Quatre bourses scolaires ont été attribuées pour l’année scolaire 2014-2015. Le montant des bourses allouées pour 2014-2015 a été de 35.360 euros.
Pour le Kazakhstan, les implantations scolaires se trouvent à Astana et Almaty

1- Astana :
Un enseignement français homologué, en partenariat avec la Mission laïque française.
La Section française installée à l’Ecole MIRAS d’Astana a fait sa deuxième rentrée en 2015 sous un régime de suivi d’homologation accordé par l’AEFE pour son cycle élémentaire (première rentrée en 2011). Un accord de coopération entre la Mission laïque française (MLF) et la Fondation Nazarbaïev pour l’éducation a été signé en juillet 2011 assorti d’un accord financier entre la Fondation et les entreprises françaises qui ont soutenu le lancement du projet : Total, Airbus, Alstom, et qui garantissent un minimum de 12 élèves – entreprises (au tarif « étranger ») dans le cadre d’un accord financier renouvelé chaque année.
La Section française est actuellement composée de 4 enseignants et 27 élèves qui sont répartis dans trois classes :
• La classe maternelle (de la petite à la grande section) qui accueille les enfants de 3 à 5 ans (effectifs : 4).
• La classe élémentaire (du CP au CM2) qui accueille les enfants de 6 à 10 ans (effectifs : 15).
• La classe du secondaire (de la 6e à la terminale) qui accueille les collégiens et les lycéens (effectifs : 8)
La classe élémentaire de la Section française regroupe les élèves des 5 niveaux, du CP au CM2 (6 à 10 ans).

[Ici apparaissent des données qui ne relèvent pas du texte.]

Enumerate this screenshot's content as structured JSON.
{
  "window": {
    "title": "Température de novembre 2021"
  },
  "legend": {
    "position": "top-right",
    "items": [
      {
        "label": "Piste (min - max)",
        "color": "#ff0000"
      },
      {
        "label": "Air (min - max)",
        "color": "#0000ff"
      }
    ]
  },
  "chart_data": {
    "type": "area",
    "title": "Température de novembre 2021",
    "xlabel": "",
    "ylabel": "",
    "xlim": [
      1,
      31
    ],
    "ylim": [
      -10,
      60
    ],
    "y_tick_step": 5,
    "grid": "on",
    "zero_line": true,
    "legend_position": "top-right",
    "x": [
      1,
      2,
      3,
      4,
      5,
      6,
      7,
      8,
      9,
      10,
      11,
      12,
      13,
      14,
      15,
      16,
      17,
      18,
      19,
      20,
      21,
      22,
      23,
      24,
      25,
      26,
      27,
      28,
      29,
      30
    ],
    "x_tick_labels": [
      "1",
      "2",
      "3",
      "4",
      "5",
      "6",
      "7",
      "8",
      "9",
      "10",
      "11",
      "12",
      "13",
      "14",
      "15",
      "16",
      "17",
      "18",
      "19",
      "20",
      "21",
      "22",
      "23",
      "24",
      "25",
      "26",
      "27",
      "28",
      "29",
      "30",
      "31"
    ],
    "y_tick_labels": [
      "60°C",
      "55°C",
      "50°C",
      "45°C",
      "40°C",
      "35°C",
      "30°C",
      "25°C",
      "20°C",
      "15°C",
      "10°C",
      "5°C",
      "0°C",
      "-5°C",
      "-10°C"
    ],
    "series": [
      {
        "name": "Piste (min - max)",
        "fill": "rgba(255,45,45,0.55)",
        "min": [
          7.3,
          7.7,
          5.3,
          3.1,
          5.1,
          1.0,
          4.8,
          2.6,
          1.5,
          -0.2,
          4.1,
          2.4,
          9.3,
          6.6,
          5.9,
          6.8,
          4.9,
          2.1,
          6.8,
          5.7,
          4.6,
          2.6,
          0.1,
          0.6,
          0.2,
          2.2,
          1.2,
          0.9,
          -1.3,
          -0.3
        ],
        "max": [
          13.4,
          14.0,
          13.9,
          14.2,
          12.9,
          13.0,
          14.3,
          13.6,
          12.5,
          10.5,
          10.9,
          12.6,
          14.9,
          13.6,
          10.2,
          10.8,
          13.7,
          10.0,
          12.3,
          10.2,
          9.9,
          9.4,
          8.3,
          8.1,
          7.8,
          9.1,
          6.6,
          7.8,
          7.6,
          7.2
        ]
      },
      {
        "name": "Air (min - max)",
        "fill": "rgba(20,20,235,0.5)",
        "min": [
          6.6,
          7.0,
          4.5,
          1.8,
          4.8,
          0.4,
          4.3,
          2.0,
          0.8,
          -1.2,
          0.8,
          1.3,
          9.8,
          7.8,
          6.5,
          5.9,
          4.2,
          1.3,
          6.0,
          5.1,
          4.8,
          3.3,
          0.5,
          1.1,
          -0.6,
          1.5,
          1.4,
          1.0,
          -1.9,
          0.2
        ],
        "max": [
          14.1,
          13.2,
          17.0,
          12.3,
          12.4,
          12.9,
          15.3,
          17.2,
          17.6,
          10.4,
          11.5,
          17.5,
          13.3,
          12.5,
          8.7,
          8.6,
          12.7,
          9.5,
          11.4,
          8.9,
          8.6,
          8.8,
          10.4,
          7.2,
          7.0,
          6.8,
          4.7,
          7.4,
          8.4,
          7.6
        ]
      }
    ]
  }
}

Les élèves suivent un enseignement en direct, assuré par un professeur des écoles détaché du Ministère de l’Éducation nationale. Cet enseignant assure aussi la direction de la Section française. Les cours d’anglais, de russe, d’EPS, de musique et d’arts visuels ainsi que les temps de repas sont assurés par les professeurs de l’École Miras. Les élèves de la Section française sont alors intégrés aux classes de l’école Miras correspondant à leur tranche d’âge.
Les élèves de collège et lycée, de la 6ème à la terminale, étudient avec le CNED (enseignement à distance), pour environ deux tiers des matières, sous la supervision de deux enseignants :
• pour les humanités, un professeur de lettres assurant les matières littéraires et sciences humaines
• pour les sciences, un professeur de mathématiques assurant les matières scientifiques.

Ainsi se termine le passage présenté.